In our latest author blog, Mike Hague tells us how specific genetic mutations lead to large-scale ecological trade-offs in a deadly predator-prey system.
Driving north on Highway 101 in California and my car reeks of garter snakes and camping gear. I’ve just left my field site in Sonoma County, where I study a population of common garter snakes (Thamnophis sirtalis) that are caught in a coevolutionary arms race with their prey, Pacific newts (Taricha spp.). The potent tetrodotoxin found in the skin of the newts is deadly to all other predators, but garter snakes at this site have evolved extreme resistance to the toxin. Tetrodotoxin works by binding into voltage-gated sodium channels in nerves and muscles, blocking the transmission of electrical signals. Snakes in Sonoma County evolved four adjacent mutations to their sodium channels that prevent the neurotoxin from binding, allowing the predators to swallow newts whole with no ill effect.
I’m on my way up the Pacific Coast to my next field site in Mendocino County. Garter snakes and newts are found together from central California up the coast to Canada. My next stop is only an hour up the highway—a short drive for a field biologist. Unlike in Sonoma, snakes in Mendocino generally have low levels of resistance to tetrodotoxin and lack mutations to their sodium channels. But why do we see this sharp decline in the level of resistance? Newts are found at both the nearby sites, so shouldn’t beneficial mutations that confer resistance be favored by natural selection in both populations? Perhaps the mutations are disadvantageous at certain sites?
These questions motivated the study published today in Evolution Letters. A persistent question in evolutionary biology is whether the accumulation of beneficial mutations generates trade-offs during the process of adaptation. When populations diverge and adapt to local conditions, compromises can arise between related traits, like virulence and spore production in pathogens or microbial resistance and growth in plants. But whether these trade-offs emerge from the underlying effects of individual genetic mutations is unclear.
The toxin-resistant mutations in garter snakes occur in the sodium channels of muscle tissue, which play a fundamental role in electrical signaling of the nervous system. Because their function is so important, the channels have an evolutionarily conserved structure across all of vertebrates, including humans. As garter snakes evolved greater and greater resistance in the arms race, mutations accrued in the sodium channel to prevent toxin binding. The Sonoma County snakes, with four cumulative mutations, represent the extreme end of escalation in the arms race. We predicted that the accumulation of these mutations would have negative consequences for sodium channel function and muscle performance.

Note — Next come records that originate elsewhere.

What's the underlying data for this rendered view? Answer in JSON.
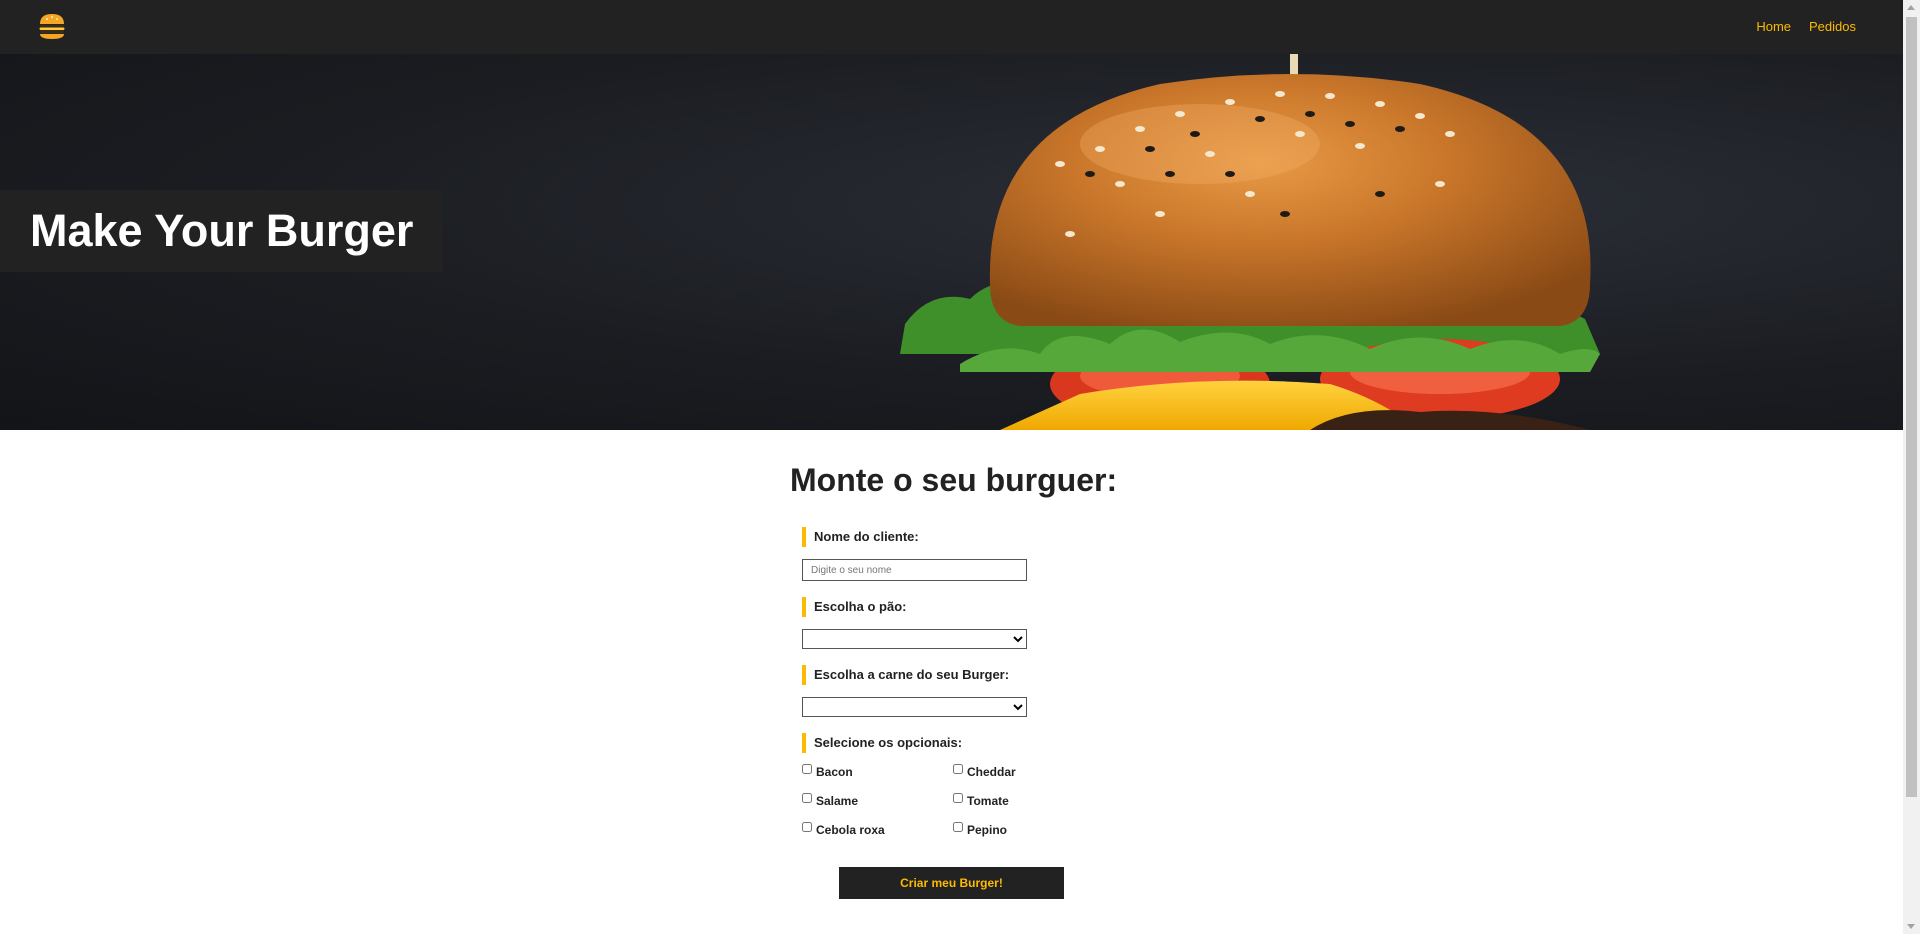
{
  "nav": {
    "links": [
      "Home",
      "Pedidos"
    ],
    "accent_color": "#fcba03",
    "logo_icon": "burger-icon"
  },
  "hero": {
    "title": "Make Your Burger",
    "image": "burger-photo"
  },
  "form": {
    "title": "Monte o seu burguer:",
    "name_label": "Nome do cliente:",
    "name_placeholder": "Digite o seu nome",
    "name_value": "",
    "bread_label": "Escolha o pão:",
    "bread_selected": "",
    "meat_label": "Escolha a carne do seu Burger:",
    "meat_selected": "",
    "optionals_label": "Selecione os opcionais:",
    "optionals": [
      "Bacon",
      "Cheddar",
      "Salame",
      "Tomate",
      "Cebola roxa",
      "Pepino"
    ],
    "submit_label": "Criar meu Burger!"
  }
}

We raced resistant and non-resistant snakes on a racetrack to compare their overall muscle performance and found a clear pattern. Highly resistant snakes with the four Sonoma mutations were significantly slower than the non-resistant snakes that had no changes to their sodium channels. Non-resistant snakes from sites like Mendocino crawled faster, implying the four mutations at Sonoma cause a trade-off between toxin-resistance and muscle performance. We tested other snakes from Oregon and Washington that had intermediate resistance—only one or two mutations to their sodium channels—but they showed no such evidence for a trade-off.

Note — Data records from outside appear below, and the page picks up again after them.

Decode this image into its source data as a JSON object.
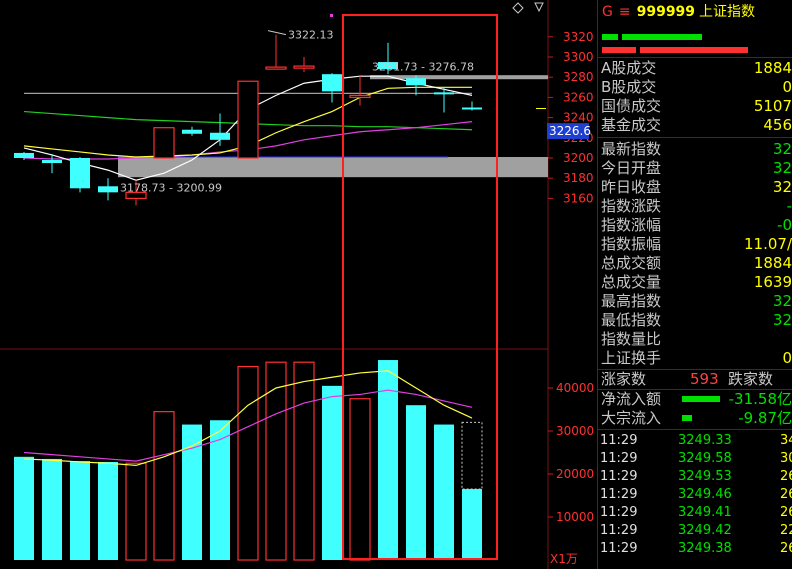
{
  "chart": {
    "candles": [
      {
        "o": 3200,
        "c": 3205,
        "h": 3206,
        "l": 3198,
        "dir": "down"
      },
      {
        "o": 3198,
        "c": 3195,
        "h": 3204,
        "l": 3185,
        "dir": "down"
      },
      {
        "o": 3200,
        "c": 3170,
        "h": 3201,
        "l": 3166,
        "dir": "down"
      },
      {
        "o": 3172,
        "c": 3166,
        "h": 3180,
        "l": 3158,
        "dir": "down"
      },
      {
        "o": 3160,
        "c": 3166,
        "h": 3178,
        "l": 3153,
        "dir": "up"
      },
      {
        "o": 3200,
        "c": 3230,
        "h": 3230,
        "l": 3199,
        "dir": "up"
      },
      {
        "o": 3224,
        "c": 3228,
        "h": 3231,
        "l": 3222,
        "dir": "down"
      },
      {
        "o": 3218,
        "c": 3225,
        "h": 3244,
        "l": 3212,
        "dir": "down"
      },
      {
        "o": 3200,
        "c": 3276,
        "h": 3276,
        "l": 3199,
        "dir": "up"
      },
      {
        "o": 3288,
        "c": 3290,
        "h": 3322.13,
        "l": 3288,
        "dir": "up"
      },
      {
        "o": 3289,
        "c": 3291,
        "h": 3300,
        "l": 3285,
        "dir": "up"
      },
      {
        "o": 3283,
        "c": 3266,
        "h": 3284,
        "l": 3255,
        "dir": "down"
      },
      {
        "o": 3262,
        "c": 3262,
        "h": 3282,
        "l": 3252,
        "dir": "up"
      },
      {
        "o": 3295,
        "c": 3288,
        "h": 3314,
        "l": 3283,
        "dir": "down"
      },
      {
        "o": 3279,
        "c": 3272,
        "h": 3282,
        "l": 3262,
        "dir": "down"
      },
      {
        "o": 3265,
        "c": 3265,
        "h": 3270,
        "l": 3245,
        "dir": "down"
      },
      {
        "o": 3250,
        "c": 3249,
        "h": 3256,
        "l": 3247,
        "dir": "down"
      }
    ],
    "volumes": [
      24000,
      23500,
      23000,
      22800,
      22500,
      34500,
      31500,
      32500,
      45000,
      46000,
      46000,
      40500,
      37500,
      46500,
      36000,
      31500,
      16500
    ],
    "vol_ghost": 32000,
    "ma_white": [
      3210,
      3203,
      3195,
      3188,
      3178,
      3185,
      3198,
      3218,
      3248,
      3262,
      3274,
      3278,
      3281,
      3281,
      3274,
      3268,
      3262
    ],
    "ma_yellow": [
      3212,
      3209,
      3206,
      3203,
      3201,
      3202,
      3203,
      3205,
      3212,
      3225,
      3236,
      3246,
      3260,
      3269,
      3270,
      3270,
      3270
    ],
    "ma_green": [
      3246,
      3244,
      3242,
      3240,
      3238,
      3237,
      3236,
      3235,
      3234,
      3233,
      3232,
      3232,
      3231,
      3231,
      3230,
      3229,
      3228
    ],
    "ma_magenta": [
      3200,
      3199,
      3199,
      3199,
      3200,
      3201,
      3203,
      3206,
      3208,
      3212,
      3218,
      3222,
      3226,
      3228,
      3230,
      3233,
      3236
    ],
    "ma_flat": [
      3264,
      3264,
      3264,
      3264,
      3264,
      3264,
      3264,
      3264,
      3264,
      3264,
      3264,
      3264,
      3264,
      3264,
      3264,
      3264,
      3264
    ],
    "vma_yellow": [
      23500,
      23200,
      22800,
      22500,
      22000,
      24000,
      26500,
      30000,
      36000,
      40000,
      41500,
      42500,
      43500,
      44000,
      40000,
      36000,
      33000
    ],
    "vma_magenta": [
      25000,
      24500,
      24000,
      23500,
      23000,
      24500,
      26000,
      28000,
      31000,
      34000,
      36500,
      38000,
      38500,
      39500,
      38500,
      37000,
      35500
    ],
    "axis_price": [
      "3320",
      "3300",
      "3280",
      "3260",
      "3240",
      "3220",
      "3200",
      "3180",
      "3160"
    ],
    "axis_vol": [
      "40000",
      "30000",
      "20000",
      "10000"
    ],
    "unit_label": "X1万",
    "current_price": "3226.6",
    "high_label": "3322.13",
    "range_top_label": "3281.73 - 3276.78",
    "range_bottom_label": "3178.73 - 3200.99",
    "colors": {
      "up": "#ff3030",
      "down": "#40ffff",
      "highlight": "#ff2020"
    }
  },
  "panel": {
    "header": {
      "g": "G",
      "eq": "≡",
      "code": "999999",
      "name": "上证指数"
    },
    "stats": [
      {
        "label": "A股成交",
        "value": "1884"
      },
      {
        "label": "B股成交",
        "value": "0"
      },
      {
        "label": "国债成交",
        "value": "5107"
      },
      {
        "label": "基金成交",
        "value": "456"
      }
    ],
    "quote": [
      {
        "label": "最新指数",
        "value": "32",
        "color": "green"
      },
      {
        "label": "今日开盘",
        "value": "32",
        "color": "green"
      },
      {
        "label": "昨日收盘",
        "value": "32",
        "color": "yellow"
      },
      {
        "label": "指数涨跌",
        "value": "-",
        "color": "green"
      },
      {
        "label": "指数涨幅",
        "value": "-0",
        "color": "green"
      },
      {
        "label": "指数振幅",
        "value": "11.07/",
        "color": "yellow"
      },
      {
        "label": "总成交额",
        "value": "1884",
        "color": "yellow"
      },
      {
        "label": "总成交量",
        "value": "1639",
        "color": "yellow"
      },
      {
        "label": "最高指数",
        "value": "32",
        "color": "green"
      },
      {
        "label": "最低指数",
        "value": "32",
        "color": "green"
      },
      {
        "label": "指数量比",
        "value": "",
        "color": "yellow"
      },
      {
        "label": "上证换手",
        "value": "0",
        "color": "yellow"
      }
    ],
    "breadth": {
      "up_label": "涨家数",
      "up_value": "593",
      "down_label": "跌家数"
    },
    "flows": [
      {
        "label": "净流入额",
        "value": "-31.58亿"
      },
      {
        "label": "大宗流入",
        "value": "-9.87亿"
      }
    ],
    "ticks": [
      {
        "t": "11:29",
        "p": "3249.33",
        "v": "34"
      },
      {
        "t": "11:29",
        "p": "3249.58",
        "v": "30"
      },
      {
        "t": "11:29",
        "p": "3249.53",
        "v": "26"
      },
      {
        "t": "11:29",
        "p": "3249.46",
        "v": "26"
      },
      {
        "t": "11:29",
        "p": "3249.41",
        "v": "26"
      },
      {
        "t": "11:29",
        "p": "3249.42",
        "v": "22"
      },
      {
        "t": "11:29",
        "p": "3249.38",
        "v": "26"
      }
    ]
  }
}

Around the same time, another student in the Brodie lab made a remarkably similar finding. Gabriela Toledo was focusing her studies at the molecular level, testing how toxin-resistant mutations affect the electrophysiological function of sodium channels in the snakes. Training with Shana Geffeney and Charles Hanifin, Gabriela was able to synthesize different snake sodium channels into frog eggs and then record their performance in individual cells. She found that the same four Sonoma mutations that reduce crawl speed also cause diminished excitability in sodium channels. These channels require a higher voltage threshold to initiate electrical signals. Similar reductions in excitability are linked to congenital diseases in humans that cause muscle weakness and paralysis. As in our racetrack experiment, Gabriela only found evidence of this trade-off in the most resistant sodium channels in the arms race, with four cumulative mutations.

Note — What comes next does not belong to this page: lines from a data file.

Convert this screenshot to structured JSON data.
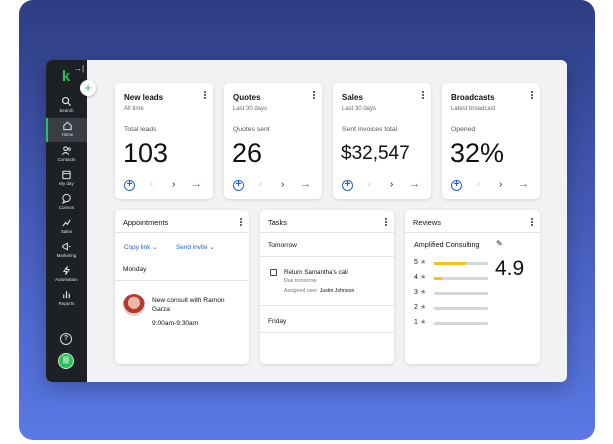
{
  "sidebar": {
    "logo": "k",
    "items": [
      {
        "label": "Search",
        "icon": "search-icon"
      },
      {
        "label": "Home",
        "icon": "home-icon",
        "active": true
      },
      {
        "label": "Contacts",
        "icon": "contacts-icon"
      },
      {
        "label": "My day",
        "icon": "calendar-icon"
      },
      {
        "label": "Convos",
        "icon": "chat-icon"
      },
      {
        "label": "Sales",
        "icon": "sales-icon"
      },
      {
        "label": "Marketing",
        "icon": "megaphone-icon"
      },
      {
        "label": "Automation",
        "icon": "lightning-icon"
      },
      {
        "label": "Reports",
        "icon": "bar-chart-icon"
      }
    ],
    "help": "?"
  },
  "stats": [
    {
      "title": "New leads",
      "sub": "All time",
      "label": "Total leads",
      "value": "103"
    },
    {
      "title": "Quotes",
      "sub": "Last 30 days",
      "label": "Quotes sent",
      "value": "26"
    },
    {
      "title": "Sales",
      "sub": "Last 30 days",
      "label": "Sent invoices total",
      "value": "$32,547"
    },
    {
      "title": "Broadcasts",
      "sub": "Latest broadcast",
      "label": "Opened",
      "value": "32%"
    }
  ],
  "appointments": {
    "title": "Appointments",
    "copy_link": "Copy link",
    "send_invite": "Send invite",
    "day": "Monday",
    "event_title": "New consult with Ramon Garza",
    "event_time": "9:00am-9:30am"
  },
  "tasks": {
    "title": "Tasks",
    "group1": "Tomorrow",
    "task_title": "Return Samantha's call",
    "task_due": "Due tomorrow",
    "assigned_label": "Assigned user:",
    "assigned_user": "Justin Johnson",
    "group2": "Friday"
  },
  "reviews": {
    "title": "Reviews",
    "business": "Amplified Consulting",
    "average": "4.9",
    "rows": [
      {
        "star": "5",
        "fraction": 0.6
      },
      {
        "star": "4",
        "fraction": 0.15
      },
      {
        "star": "3",
        "fraction": 0
      },
      {
        "star": "2",
        "fraction": 0
      },
      {
        "star": "1",
        "fraction": 0
      }
    ]
  },
  "colors": {
    "accent": "#28c15b",
    "link": "#1f62c9",
    "sidebar": "#1d2024",
    "star": "#f3c31b"
  }
}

Taken together, these results suggest that trade-offs arise as levels of resistance escalate in the arms race with toxic newts. Accumulated mutations in the snakes beneficially confer toxin resistance, but also disrupt sodium channel function in muscle tissue, which ultimately causes reduced crawl speed. Our study is one of the first to link a few individual mutations in a conserved gene to broad trade-offs in performance at the level of the organism. These trade-offs are likely important in structuring population variation in snake resistance along the Pacific Coast, including at our field sites. Toxin-resistant snakes with a slow crawl speed may have lower survival if they are unable to quickly escape their own predators, like birds or mammals. This could explain why toxin resistance appears to be favored by selection in some populations, like Sonoma County, but disfavored in others, like Mendocino.
Mike Hague is a graduate student in the Brodie Lab, University of Virginia. The full study is freely available to read and download from Evolution Letters.